- Date: December 30, 1985
- Season: 1985
- Stadium: Gator Bowl Stadium
- Location: Jacksonville, Florida
- MVP: Chip Ferguson (QB, Florida State) & Thurman Thomas (RB, Oklahoma State)
- Referee: Jim Kemerling (Big Ten)
- Attendance: 79,417

United States TV coverage
- Network: ABC
- Announcers: Al Michaels and Lee Grosscup

= 1985 Gator Bowl =

The 1985 Gator Bowl game was a post-season college football bowl game between the Florida State University Seminoles and the Oklahoma State Cowboys, and was played on Monday, December 30, 1985, at Gator Bowl Stadium in Jacksonville, Florida. It was the 41st edition of the bowl game.

==Game summary==
Freshman quarterback Chip Ferguson threw for 338 yards and a pair of touchdowns, and Tony Smith added 201 yards rushing as Florida State defeated Oklahoma State, 34–23, in the 41st annual Gator Bowl.

FSU, which entered the game without its top three receivers, tricked Oklahoma State's defense by throwing on 15 of its first 20 plays. Derek Schmidt field goals of 23 and 39 yards, and a 39-yard touchdown catch by Herb Gainer sandwiched in between, gave FSU a 13–0 halftime lead.

Oklahoma State got on the scoreboard following the intermission when a 63-yard drive ended in a 33-yard field goal by Brad Dennis.

Ferguson, who was named Florida State's MVP, went back to the air, taking the Seminoles 73 yards on the next series before handing off to senior fullback Cletis Jones for a three-yard touchdown run. An interception by Deion Sanders gave the ball back to FSU, and Ferguson used just five plays before hitting Gainer with a 19-yard touchdown pass. That made the score 27–3, Florida State.

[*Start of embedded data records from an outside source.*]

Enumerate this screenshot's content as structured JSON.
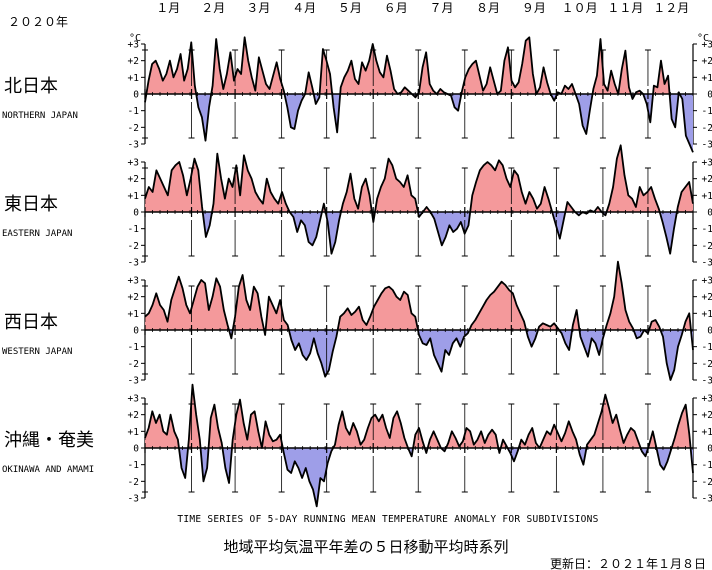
{
  "header": {
    "year": "２０２０年",
    "months": [
      "１月",
      "２月",
      "３月",
      "４月",
      "５月",
      "６月",
      "７月",
      "８月",
      "９月",
      "１０月",
      "１１月",
      "１２月"
    ]
  },
  "unit": "°C",
  "english_title": "TIME SERIES OF 5-DAY RUNNING MEAN TEMPERATURE ANOMALY FOR SUBDIVISIONS",
  "japanese_title": "地域平均気温平年差の５日移動平均時系列",
  "updated": "更新日：２０２１年１月８日",
  "colors": {
    "positive": "#f4999b",
    "negative": "#9e9ee8",
    "line": "#000000"
  },
  "chart_data": {
    "type": "area",
    "ylim": [
      -3,
      3
    ],
    "yticks": [
      "-3",
      "-2",
      "-1",
      "0",
      "+1",
      "+2",
      "+3"
    ],
    "x_unit": "day of year (2020)",
    "x_range": [
      1,
      366
    ],
    "panels": [
      {
        "name_ja": "北日本",
        "name_en": "NORTHERN JAPAN",
        "values": [
          -0.5,
          0.8,
          1.8,
          2.0,
          1.5,
          0.8,
          1.2,
          2.0,
          1.0,
          1.5,
          2.4,
          0.8,
          1.5,
          3.1,
          0.5,
          -0.8,
          -1.4,
          -2.8,
          -0.8,
          0.5,
          3.3,
          1.5,
          0.3,
          1.2,
          2.5,
          0.8,
          1.5,
          1.2,
          3.4,
          2.0,
          1.0,
          0.2,
          2.2,
          1.4,
          0.6,
          0.3,
          1.1,
          1.9,
          0.9,
          0.2,
          -0.8,
          -2.0,
          -2.1,
          -1.0,
          -0.4,
          0.0,
          1.3,
          0.4,
          -0.6,
          -0.2,
          2.7,
          2.0,
          1.2,
          -0.8,
          -2.3,
          0.4,
          1.0,
          1.4,
          2.0,
          0.9,
          0.6,
          1.9,
          1.4,
          2.0,
          3.0,
          2.0,
          1.3,
          1.0,
          2.3,
          1.4,
          0.3,
          0.0,
          0.1,
          0.4,
          0.2,
          0.0,
          -0.2,
          0.1,
          1.6,
          2.5,
          0.6,
          0.2,
          0.0,
          0.3,
          0.1,
          0.0,
          -0.1,
          -0.8,
          -1.0,
          0.1,
          1.0,
          1.5,
          1.8,
          2.0,
          1.1,
          0.2,
          0.6,
          1.6,
          0.8,
          0.0,
          0.2,
          2.0,
          2.8,
          0.8,
          0.4,
          0.7,
          1.8,
          3.2,
          3.4,
          1.2,
          0.0,
          0.4,
          1.6,
          0.7,
          0.0,
          -0.4,
          0.1,
          0.0,
          0.5,
          0.3,
          0.6,
          0.0,
          -0.6,
          -1.9,
          -2.4,
          -1.0,
          0.3,
          1.1,
          3.3,
          0.6,
          0.2,
          1.4,
          0.6,
          0.0,
          1.5,
          2.6,
          0.4,
          -0.3,
          0.1,
          0.2,
          0.0,
          -0.6,
          -1.7,
          0.5,
          0.4,
          2.0,
          0.6,
          1.1,
          -1.5,
          -2.0,
          0.1,
          -0.3,
          -2.5,
          -3.0,
          -3.5
        ],
        "dates": []
      },
      {
        "name_ja": "東日本",
        "name_en": "EASTERN JAPAN",
        "values": [
          0.8,
          1.5,
          1.2,
          2.5,
          2.0,
          1.5,
          1.0,
          2.5,
          2.8,
          3.0,
          2.2,
          1.0,
          2.0,
          3.2,
          2.5,
          0.3,
          -1.5,
          -0.8,
          0.5,
          3.5,
          2.0,
          0.8,
          2.0,
          1.5,
          2.8,
          1.0,
          3.4,
          2.5,
          2.0,
          1.2,
          0.8,
          0.5,
          2.0,
          1.2,
          0.8,
          0.5,
          1.2,
          0.5,
          0.0,
          -0.3,
          -1.2,
          -0.5,
          -0.8,
          -1.8,
          -2.0,
          -1.5,
          -0.5,
          0.5,
          -0.6,
          -2.5,
          -1.8,
          -0.5,
          0.5,
          1.2,
          2.3,
          0.8,
          0.2,
          1.5,
          2.0,
          1.0,
          -0.6,
          0.8,
          1.5,
          2.0,
          3.2,
          2.8,
          2.0,
          1.8,
          1.5,
          2.2,
          1.0,
          0.8,
          -0.3,
          0.0,
          0.3,
          0.0,
          -0.4,
          -1.2,
          -2.0,
          -1.5,
          -0.8,
          -1.2,
          -1.0,
          -0.6,
          -1.3,
          -0.8,
          1.0,
          1.8,
          2.5,
          2.8,
          3.0,
          2.8,
          2.5,
          3.1,
          2.8,
          2.0,
          1.5,
          2.5,
          2.2,
          1.2,
          0.5,
          1.2,
          0.8,
          0.2,
          0.5,
          1.5,
          0.8,
          0.0,
          -0.8,
          -1.6,
          -0.5,
          0.6,
          0.3,
          0.0,
          -0.2,
          0.0,
          -0.1,
          0.1,
          0.0,
          0.3,
          0.0,
          -0.2,
          0.5,
          1.5,
          3.2,
          4.0,
          2.2,
          1.0,
          0.8,
          0.3,
          1.5,
          1.0,
          1.2,
          1.5,
          0.8,
          0.2,
          -0.6,
          -1.5,
          -2.5,
          -1.0,
          0.3,
          1.2,
          1.5,
          1.8,
          0.5
        ],
        "dates": []
      },
      {
        "name_ja": "西日本",
        "name_en": "WESTERN JAPAN",
        "values": [
          0.8,
          1.0,
          1.5,
          2.2,
          1.5,
          1.2,
          0.5,
          1.8,
          2.5,
          3.2,
          2.5,
          1.5,
          1.0,
          1.8,
          2.6,
          3.0,
          2.8,
          1.2,
          2.0,
          3.1,
          2.6,
          1.2,
          0.3,
          -0.5,
          0.8,
          2.6,
          3.3,
          1.8,
          1.2,
          2.6,
          2.2,
          0.8,
          -0.3,
          2.0,
          1.5,
          1.0,
          1.8,
          0.6,
          0.3,
          -0.6,
          -1.2,
          -0.8,
          -1.5,
          -1.8,
          -1.4,
          -0.5,
          -1.4,
          -2.0,
          -2.8,
          -2.4,
          -1.3,
          -0.4,
          0.8,
          1.0,
          1.3,
          0.9,
          1.1,
          1.4,
          0.6,
          0.3,
          0.8,
          1.4,
          1.8,
          2.2,
          2.5,
          2.6,
          2.4,
          2.0,
          1.8,
          2.3,
          2.1,
          1.0,
          0.8,
          -0.3,
          -0.8,
          -0.9,
          -0.5,
          -1.5,
          -2.0,
          -2.5,
          -1.2,
          -1.5,
          -0.8,
          -0.5,
          -1.0,
          -0.4,
          -0.2,
          0.3,
          0.6,
          1.0,
          1.4,
          1.8,
          2.1,
          2.3,
          2.6,
          2.9,
          2.7,
          2.4,
          2.2,
          1.5,
          1.0,
          0.5,
          -0.4,
          -1.0,
          -0.5,
          0.2,
          0.4,
          0.3,
          0.2,
          0.4,
          0.1,
          -0.2,
          -0.8,
          -1.2,
          0.3,
          1.2,
          -0.4,
          -1.0,
          -1.6,
          -0.5,
          -0.8,
          -1.5,
          -0.5,
          0.3,
          1.0,
          2.0,
          4.1,
          2.8,
          1.2,
          0.5,
          0.1,
          -0.5,
          -0.4,
          0.0,
          -0.2,
          0.5,
          0.6,
          0.2,
          -0.4,
          -2.0,
          -3.0,
          -2.4,
          -1.0,
          -0.3,
          0.5,
          1.0,
          -1.2
        ],
        "dates": []
      },
      {
        "name_ja": "沖縄・奄美",
        "name_en": "OKINAWA AND AMAMI",
        "values": [
          0.6,
          1.2,
          2.2,
          1.5,
          2.0,
          1.0,
          0.8,
          2.0,
          1.0,
          0.5,
          -1.2,
          -1.8,
          0.5,
          3.8,
          2.0,
          0.5,
          -2.0,
          -1.2,
          1.8,
          2.6,
          1.2,
          0.3,
          -1.2,
          -2.1,
          0.5,
          2.0,
          2.9,
          1.5,
          0.5,
          2.0,
          2.2,
          1.0,
          0.0,
          1.6,
          0.8,
          0.4,
          0.5,
          0.8,
          -0.3,
          -1.3,
          -1.5,
          -0.8,
          -1.2,
          -1.8,
          -1.2,
          -2.0,
          -2.5,
          -3.5,
          -1.8,
          -2.0,
          -0.9,
          -0.2,
          0.2,
          1.4,
          2.2,
          1.2,
          0.8,
          1.5,
          1.0,
          0.2,
          0.5,
          1.2,
          1.8,
          2.0,
          1.6,
          2.0,
          1.2,
          0.6,
          1.8,
          2.2,
          1.5,
          0.6,
          0.0,
          -0.5,
          0.8,
          1.2,
          0.4,
          -0.3,
          0.5,
          1.0,
          0.5,
          0.0,
          -0.2,
          0.3,
          1.0,
          0.6,
          0.1,
          0.4,
          1.2,
          1.0,
          0.2,
          0.5,
          1.0,
          0.3,
          0.8,
          1.1,
          0.8,
          -0.3,
          0.5,
          0.1,
          -0.3,
          -0.8,
          -0.2,
          0.5,
          0.2,
          0.8,
          1.2,
          0.3,
          0.0,
          0.5,
          1.0,
          0.8,
          1.4,
          0.9,
          0.4,
          0.9,
          1.6,
          1.0,
          0.5,
          -0.4,
          -1.0,
          0.2,
          0.5,
          0.8,
          1.5,
          2.2,
          3.2,
          2.4,
          1.5,
          2.0,
          1.1,
          0.3,
          0.8,
          1.2,
          1.0,
          0.4,
          -0.2,
          -0.5,
          0.2,
          1.0,
          0.0,
          -1.0,
          -1.3,
          -0.8,
          -0.1,
          0.6,
          1.4,
          2.1,
          2.6,
          0.8,
          -1.5
        ],
        "dates": []
      }
    ]
  }
}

Oklahoma State didn't give up with Cowboy quarterback Ronnie William passing 29 yards to All-America tailback Thurman Thomas for an Oklahoma State touchdown. Following a Ferguson fumble, Williams handed off to Thomas, who threw back to the quarterback for a 12-yard touchdown
that closed the score to 27–17.

Early in the fourth quarter, Ferguson scored from one yard out to give the Seminoles a 17-point cushion. The Cowboys added a late touchdown on a 31–yard pass from Williams to Hart Lee Dykes.

Sophomore wide receiver Randy White, who had never caught a pass at FSU, grabbed four passes for 87 yards in the first half while Gainer, who had caught just five during the regular season, hauled in seven for 148 yards and two touchdown. Smith's 201 rushing yards came on 24 carries.

The Seminole defense held Thomas in check the entire game, limiting him to 97 yards on 26 attempts. Florida State finished the season with a 9–3 record.